Ray Stevenson portrays Firefly in G.I. Joe: Retaliation, the sequel to G.I. Joe: The Rise of Cobra. Stevenson revealed in an interview to Total Films that Firefly is an ex-Joe. His codename in this version stems from his trademark weapon system, insectoid robot drones which he uses to surreptitiously deliver explosive charges. During production of the film, the character was not supposed to wear his trademark camouflaged mask, but Stevenson, who researched the character and became a fan of the original Firefly, lobbied to be shown wearing it in some scenes.

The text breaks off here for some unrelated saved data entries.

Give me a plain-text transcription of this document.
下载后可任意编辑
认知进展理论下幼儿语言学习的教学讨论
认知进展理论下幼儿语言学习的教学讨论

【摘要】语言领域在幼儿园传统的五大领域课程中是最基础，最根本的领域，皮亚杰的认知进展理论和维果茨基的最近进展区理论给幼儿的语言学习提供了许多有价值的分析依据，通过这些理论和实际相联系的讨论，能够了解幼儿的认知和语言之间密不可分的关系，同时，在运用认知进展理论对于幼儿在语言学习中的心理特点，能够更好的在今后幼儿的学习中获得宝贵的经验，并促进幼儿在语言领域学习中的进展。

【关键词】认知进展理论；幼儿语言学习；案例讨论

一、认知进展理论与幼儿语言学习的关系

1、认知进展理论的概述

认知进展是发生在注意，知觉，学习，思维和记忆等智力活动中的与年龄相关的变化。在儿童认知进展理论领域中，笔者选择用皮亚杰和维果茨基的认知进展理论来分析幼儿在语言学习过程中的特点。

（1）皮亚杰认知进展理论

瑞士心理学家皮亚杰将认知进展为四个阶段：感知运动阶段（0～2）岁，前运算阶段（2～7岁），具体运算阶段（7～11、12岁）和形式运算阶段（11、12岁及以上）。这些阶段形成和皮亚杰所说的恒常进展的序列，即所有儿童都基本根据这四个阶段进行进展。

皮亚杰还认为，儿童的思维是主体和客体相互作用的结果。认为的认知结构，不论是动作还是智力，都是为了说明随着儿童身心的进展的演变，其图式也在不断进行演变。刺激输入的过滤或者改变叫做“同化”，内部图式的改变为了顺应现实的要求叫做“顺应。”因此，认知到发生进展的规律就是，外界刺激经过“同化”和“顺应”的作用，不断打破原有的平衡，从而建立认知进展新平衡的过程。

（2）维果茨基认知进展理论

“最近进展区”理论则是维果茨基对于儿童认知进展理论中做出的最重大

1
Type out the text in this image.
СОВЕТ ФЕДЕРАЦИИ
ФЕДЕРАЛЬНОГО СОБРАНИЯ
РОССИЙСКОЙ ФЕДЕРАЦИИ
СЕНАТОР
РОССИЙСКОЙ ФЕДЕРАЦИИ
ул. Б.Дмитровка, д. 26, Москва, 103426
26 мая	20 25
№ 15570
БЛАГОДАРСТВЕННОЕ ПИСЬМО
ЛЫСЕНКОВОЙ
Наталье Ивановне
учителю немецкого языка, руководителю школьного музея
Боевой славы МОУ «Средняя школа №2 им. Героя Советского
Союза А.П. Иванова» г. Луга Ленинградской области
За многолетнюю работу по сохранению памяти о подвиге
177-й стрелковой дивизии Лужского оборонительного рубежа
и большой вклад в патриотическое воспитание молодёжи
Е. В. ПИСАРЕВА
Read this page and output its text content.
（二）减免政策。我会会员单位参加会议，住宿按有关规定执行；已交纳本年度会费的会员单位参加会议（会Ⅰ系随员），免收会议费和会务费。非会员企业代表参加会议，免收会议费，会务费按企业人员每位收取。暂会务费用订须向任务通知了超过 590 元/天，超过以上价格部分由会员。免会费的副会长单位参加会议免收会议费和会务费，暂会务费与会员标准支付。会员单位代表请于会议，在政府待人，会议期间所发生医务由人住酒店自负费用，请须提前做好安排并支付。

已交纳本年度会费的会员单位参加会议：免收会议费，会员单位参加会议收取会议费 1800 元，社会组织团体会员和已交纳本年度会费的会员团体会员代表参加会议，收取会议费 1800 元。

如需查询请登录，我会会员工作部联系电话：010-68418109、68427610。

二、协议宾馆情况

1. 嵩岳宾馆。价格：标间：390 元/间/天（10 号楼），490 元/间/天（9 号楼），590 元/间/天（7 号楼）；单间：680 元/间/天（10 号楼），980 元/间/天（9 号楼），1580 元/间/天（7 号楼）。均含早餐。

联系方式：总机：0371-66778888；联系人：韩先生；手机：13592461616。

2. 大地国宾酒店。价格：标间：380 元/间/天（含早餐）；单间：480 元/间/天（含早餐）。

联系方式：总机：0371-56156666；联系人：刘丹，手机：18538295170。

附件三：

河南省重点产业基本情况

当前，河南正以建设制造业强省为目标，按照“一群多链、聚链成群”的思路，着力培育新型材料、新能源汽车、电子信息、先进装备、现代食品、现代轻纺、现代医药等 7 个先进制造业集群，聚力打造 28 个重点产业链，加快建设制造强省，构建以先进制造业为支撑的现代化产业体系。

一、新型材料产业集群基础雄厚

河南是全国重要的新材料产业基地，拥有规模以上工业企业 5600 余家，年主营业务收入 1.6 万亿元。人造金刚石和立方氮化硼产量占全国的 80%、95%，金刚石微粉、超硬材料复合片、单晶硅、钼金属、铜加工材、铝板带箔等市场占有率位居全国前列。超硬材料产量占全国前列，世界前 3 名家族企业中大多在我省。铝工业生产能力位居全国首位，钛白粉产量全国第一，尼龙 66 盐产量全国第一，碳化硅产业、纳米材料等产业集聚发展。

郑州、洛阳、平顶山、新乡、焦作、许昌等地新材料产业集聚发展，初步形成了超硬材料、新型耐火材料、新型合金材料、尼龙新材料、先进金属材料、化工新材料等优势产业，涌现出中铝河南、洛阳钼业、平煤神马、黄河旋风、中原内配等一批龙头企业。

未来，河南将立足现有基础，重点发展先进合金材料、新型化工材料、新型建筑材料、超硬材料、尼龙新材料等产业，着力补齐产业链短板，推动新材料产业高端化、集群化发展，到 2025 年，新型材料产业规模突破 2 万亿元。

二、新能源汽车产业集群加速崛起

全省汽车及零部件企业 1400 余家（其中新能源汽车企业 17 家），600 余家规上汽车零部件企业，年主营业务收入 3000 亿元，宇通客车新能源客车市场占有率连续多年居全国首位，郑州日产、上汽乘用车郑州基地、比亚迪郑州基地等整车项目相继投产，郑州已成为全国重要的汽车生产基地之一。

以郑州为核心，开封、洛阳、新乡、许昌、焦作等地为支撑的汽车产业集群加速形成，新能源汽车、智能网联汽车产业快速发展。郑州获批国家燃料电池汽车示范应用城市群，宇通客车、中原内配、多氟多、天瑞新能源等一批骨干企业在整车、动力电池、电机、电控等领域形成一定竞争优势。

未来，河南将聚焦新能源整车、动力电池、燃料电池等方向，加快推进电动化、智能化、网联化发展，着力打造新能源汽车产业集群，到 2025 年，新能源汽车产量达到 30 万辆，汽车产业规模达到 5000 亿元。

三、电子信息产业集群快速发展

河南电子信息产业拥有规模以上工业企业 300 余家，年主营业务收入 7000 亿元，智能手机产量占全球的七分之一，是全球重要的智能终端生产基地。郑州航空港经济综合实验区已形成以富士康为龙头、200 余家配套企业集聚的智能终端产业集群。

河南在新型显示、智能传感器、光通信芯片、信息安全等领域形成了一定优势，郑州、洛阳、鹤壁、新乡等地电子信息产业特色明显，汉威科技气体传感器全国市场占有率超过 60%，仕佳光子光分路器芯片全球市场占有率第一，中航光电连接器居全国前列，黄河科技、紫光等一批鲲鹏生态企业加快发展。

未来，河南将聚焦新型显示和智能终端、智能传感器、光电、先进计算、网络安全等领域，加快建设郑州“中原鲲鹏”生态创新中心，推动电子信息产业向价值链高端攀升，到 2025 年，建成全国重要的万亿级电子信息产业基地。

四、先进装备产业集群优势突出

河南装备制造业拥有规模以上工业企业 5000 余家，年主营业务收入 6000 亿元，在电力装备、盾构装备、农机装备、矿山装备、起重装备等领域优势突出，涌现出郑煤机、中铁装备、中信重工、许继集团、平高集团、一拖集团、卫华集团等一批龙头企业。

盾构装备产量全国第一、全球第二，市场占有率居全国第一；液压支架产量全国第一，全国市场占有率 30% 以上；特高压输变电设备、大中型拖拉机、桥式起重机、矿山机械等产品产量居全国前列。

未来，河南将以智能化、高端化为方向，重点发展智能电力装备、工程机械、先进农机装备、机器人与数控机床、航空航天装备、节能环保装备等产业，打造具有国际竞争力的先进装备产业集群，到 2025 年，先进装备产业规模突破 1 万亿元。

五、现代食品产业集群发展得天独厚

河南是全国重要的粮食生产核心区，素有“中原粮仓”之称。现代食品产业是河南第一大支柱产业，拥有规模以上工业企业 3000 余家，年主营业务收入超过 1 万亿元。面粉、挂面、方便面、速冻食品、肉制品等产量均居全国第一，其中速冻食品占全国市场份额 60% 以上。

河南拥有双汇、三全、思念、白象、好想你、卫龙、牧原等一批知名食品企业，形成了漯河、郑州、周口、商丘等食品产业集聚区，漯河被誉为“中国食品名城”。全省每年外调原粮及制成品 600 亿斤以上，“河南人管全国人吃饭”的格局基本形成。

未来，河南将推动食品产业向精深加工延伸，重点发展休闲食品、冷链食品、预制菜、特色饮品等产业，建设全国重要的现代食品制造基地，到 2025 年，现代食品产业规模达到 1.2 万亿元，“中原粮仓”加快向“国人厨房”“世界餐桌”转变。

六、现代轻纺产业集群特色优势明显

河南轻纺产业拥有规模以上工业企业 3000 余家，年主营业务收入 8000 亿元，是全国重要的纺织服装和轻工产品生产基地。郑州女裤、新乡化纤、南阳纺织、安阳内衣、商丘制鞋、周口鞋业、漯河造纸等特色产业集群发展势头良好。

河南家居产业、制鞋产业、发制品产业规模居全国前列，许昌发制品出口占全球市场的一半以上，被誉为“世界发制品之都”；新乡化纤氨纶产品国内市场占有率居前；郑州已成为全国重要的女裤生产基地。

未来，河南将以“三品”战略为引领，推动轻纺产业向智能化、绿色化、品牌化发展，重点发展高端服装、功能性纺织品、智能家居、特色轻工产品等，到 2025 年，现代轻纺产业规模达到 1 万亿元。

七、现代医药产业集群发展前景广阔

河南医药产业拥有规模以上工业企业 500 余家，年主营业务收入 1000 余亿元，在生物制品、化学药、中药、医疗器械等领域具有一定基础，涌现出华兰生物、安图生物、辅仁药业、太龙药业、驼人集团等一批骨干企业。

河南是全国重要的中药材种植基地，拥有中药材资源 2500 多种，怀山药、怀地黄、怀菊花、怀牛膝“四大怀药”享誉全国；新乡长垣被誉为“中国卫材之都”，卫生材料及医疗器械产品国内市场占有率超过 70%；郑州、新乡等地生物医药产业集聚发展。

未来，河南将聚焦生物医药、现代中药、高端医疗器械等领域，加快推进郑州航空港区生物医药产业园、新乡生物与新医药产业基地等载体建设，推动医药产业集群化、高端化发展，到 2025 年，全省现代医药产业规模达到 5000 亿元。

In the film, Firefly helps Storm Shadow break Cobra Commander out of prison. He later fights Roadblock, and mocks him as he prepares to kill him. He is then hit by a car driven by Flint, and escapes. While trying to activate a destructive satellite for Cobra Commander, Firefly is attacked by Roadblock, who defeats him in a gun and hand-to-hand combat battle. He attempts to send his firefly drones at Roadblock, who then causes Firefly's drones to explode on Firefly, killing him.

==Video games==
Firefly is one of the featured villains in the 1985 G.I. Joe: A Real American Hero computer game.

Firefly appeared as a boss in 1992's G.I. Joe: The Atlantis Factor for the Nintendo Entertainment System.

In the video game G.I. Joe: The Rise of Cobra, Firefly, voiced by Matthew Moy, is the second boss who is fought towards the end of the "Desert Jewel" act.